Os adultos sabiam que havia qualquer coisa a bailar dentro daquela
cabeça, mas não conseguiam ouvir, nem ver, nem sentir nada. Podia estar a
incendiar a escola, a servir a irmã de pasto a um crocodilo ou a escapar-se num
balão de ar quente, mas a única coisa que os adultos viam era um rapaz a olhar
sem pestanejar para o azul do céu, um rapaz que não ouvia quando o chamavam.
Quanto a estar sozinho, também é uma coisa que não agrada muito aos
adultos. Nem sequer gostam que os outros adultos estejam sozinhos. Quando as
pessoas estão em grupo, percebe-se o que estão a fazer, Normalmente estão todas
a fazer a mesma coisa. Quando alguma delas destoa estraga o ambiente de todo o grupo.

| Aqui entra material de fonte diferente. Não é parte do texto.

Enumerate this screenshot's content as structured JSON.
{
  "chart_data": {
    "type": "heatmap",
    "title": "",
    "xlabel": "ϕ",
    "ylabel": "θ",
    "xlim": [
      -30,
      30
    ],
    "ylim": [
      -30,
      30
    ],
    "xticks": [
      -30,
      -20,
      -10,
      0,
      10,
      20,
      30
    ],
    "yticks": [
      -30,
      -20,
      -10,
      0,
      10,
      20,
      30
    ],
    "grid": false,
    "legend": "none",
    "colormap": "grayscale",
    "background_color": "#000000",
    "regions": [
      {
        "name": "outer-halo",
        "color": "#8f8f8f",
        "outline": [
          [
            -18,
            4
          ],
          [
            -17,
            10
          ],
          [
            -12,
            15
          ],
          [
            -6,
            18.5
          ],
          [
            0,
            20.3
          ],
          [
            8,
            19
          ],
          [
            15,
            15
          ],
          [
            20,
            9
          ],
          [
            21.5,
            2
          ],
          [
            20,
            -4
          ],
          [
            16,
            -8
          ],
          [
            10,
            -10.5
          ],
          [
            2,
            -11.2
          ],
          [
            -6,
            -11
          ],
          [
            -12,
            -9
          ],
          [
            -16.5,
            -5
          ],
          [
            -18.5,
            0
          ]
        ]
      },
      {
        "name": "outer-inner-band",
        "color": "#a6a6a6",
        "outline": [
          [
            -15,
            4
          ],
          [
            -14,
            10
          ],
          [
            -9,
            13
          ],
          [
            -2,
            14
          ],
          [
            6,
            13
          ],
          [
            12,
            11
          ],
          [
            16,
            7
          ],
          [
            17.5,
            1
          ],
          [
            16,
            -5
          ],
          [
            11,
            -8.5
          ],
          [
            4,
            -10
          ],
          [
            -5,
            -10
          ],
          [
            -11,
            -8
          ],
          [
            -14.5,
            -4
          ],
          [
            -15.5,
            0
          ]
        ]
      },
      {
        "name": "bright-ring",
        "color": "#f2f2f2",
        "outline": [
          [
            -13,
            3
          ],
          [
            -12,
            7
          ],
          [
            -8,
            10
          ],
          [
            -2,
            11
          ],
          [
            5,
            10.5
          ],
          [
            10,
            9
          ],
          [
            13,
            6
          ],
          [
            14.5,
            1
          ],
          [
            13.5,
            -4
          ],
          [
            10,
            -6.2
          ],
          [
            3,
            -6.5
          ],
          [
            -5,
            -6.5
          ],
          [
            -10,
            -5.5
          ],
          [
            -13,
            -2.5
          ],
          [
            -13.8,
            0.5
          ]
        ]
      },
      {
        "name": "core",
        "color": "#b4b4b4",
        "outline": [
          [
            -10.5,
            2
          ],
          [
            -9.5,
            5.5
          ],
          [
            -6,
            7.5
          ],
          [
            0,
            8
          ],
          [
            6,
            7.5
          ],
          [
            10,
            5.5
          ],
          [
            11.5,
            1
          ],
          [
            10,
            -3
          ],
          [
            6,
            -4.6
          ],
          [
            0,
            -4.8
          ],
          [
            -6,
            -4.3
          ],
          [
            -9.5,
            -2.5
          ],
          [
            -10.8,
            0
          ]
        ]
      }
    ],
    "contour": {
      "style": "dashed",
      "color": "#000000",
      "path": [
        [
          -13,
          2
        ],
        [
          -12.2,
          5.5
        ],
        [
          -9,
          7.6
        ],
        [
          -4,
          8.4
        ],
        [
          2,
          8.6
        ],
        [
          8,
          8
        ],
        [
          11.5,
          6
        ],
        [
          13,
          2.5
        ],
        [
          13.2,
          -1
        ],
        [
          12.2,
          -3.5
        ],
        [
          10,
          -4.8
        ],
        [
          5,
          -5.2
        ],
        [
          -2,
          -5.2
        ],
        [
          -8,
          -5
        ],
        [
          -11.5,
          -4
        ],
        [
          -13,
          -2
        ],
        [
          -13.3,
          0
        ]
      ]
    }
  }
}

Sempre foi assim. Peter achava que, se as pessoas passassem menos tempo juntas
e a convencerem as outras a juntarem-se-lhes, se se isolassem por uns instantes
todos os dias a pensarem sobre quem eram ou poderiam ser, haveria mais
felicidade no mundo e até talvez as guerras acabassem.
Na escola, Peter deixava muitas vezes o corpo sentado na carteira
enquanto o espírito partia em viagem; e, em casa, o facto de sonhar acordado
causava-lhe frequentemente problemas. Certo dia, na altura do Natal, o pai de
Peter, Thomas Fortune, estava a enfeitar a sala. Detestava fazê-lo e, por isso,
ficava sempre de mau humor nessas alturas. Estava a tentar colar umas fitas num
canto onde havia um cadeirão. Sentado no cadeirão, sem fazer nada de especial,
encontrava-se Peter. - Não te mexas, Peter - pediu o pai. - Vou pôr-me de pé
nas costas da cadeira para ver se consigo chegar lá acima. - Está bem -
respondeu Peter. - A vontade.
O pai subiu para a cadeira e Peter voltou a perder-se nos pensamentos.
Parecia que não estava a fazer nada, mas, na realidade, estava muito ocupado.
Inventava uma maneira formidável de descer uma montanha muito depressa com um
cabide enfiado num arame esticado entre os pinheiros. Ia pensando neste problema
enquanto o pai continuava de pé nas costas da cadeira, a esticar-se para ver se
chegava ao tecto. Peter debatia-se com a questão de saber como seria possível
continuar a descer sem bater nas árvores a que o arame estava preso. Talvez fosse
o ar da montanha que fez Peter lembrar-se de que estava com fome. Na cozinha
havia um pacote de bolachas de chocolate ainda por abrir. Era uma pena
continuar a ignorá-lo. Mal se levantou, ouviu um estrondo terrível por detrás
dele. Voltou-se no preciso instante em que o pai ia a cair de cabeça para baixo
no buraco entre a cadeira e a parede. O pai reapareceu, já de cabeça para cima,
capaz de cortar Peter aos bocadinhos. No outro lado da sala estava a mãe de
Peter, tapando a boca com a mão para esconder o riso. - Desculpe, pai – disse Peter.
– Esqueci-me de que estava aí». In Ian McEwan, The Daydreamer, 1994, O Sonhador,
Gradiva, Lisboa, 1999, ISBN 972-662-408-8.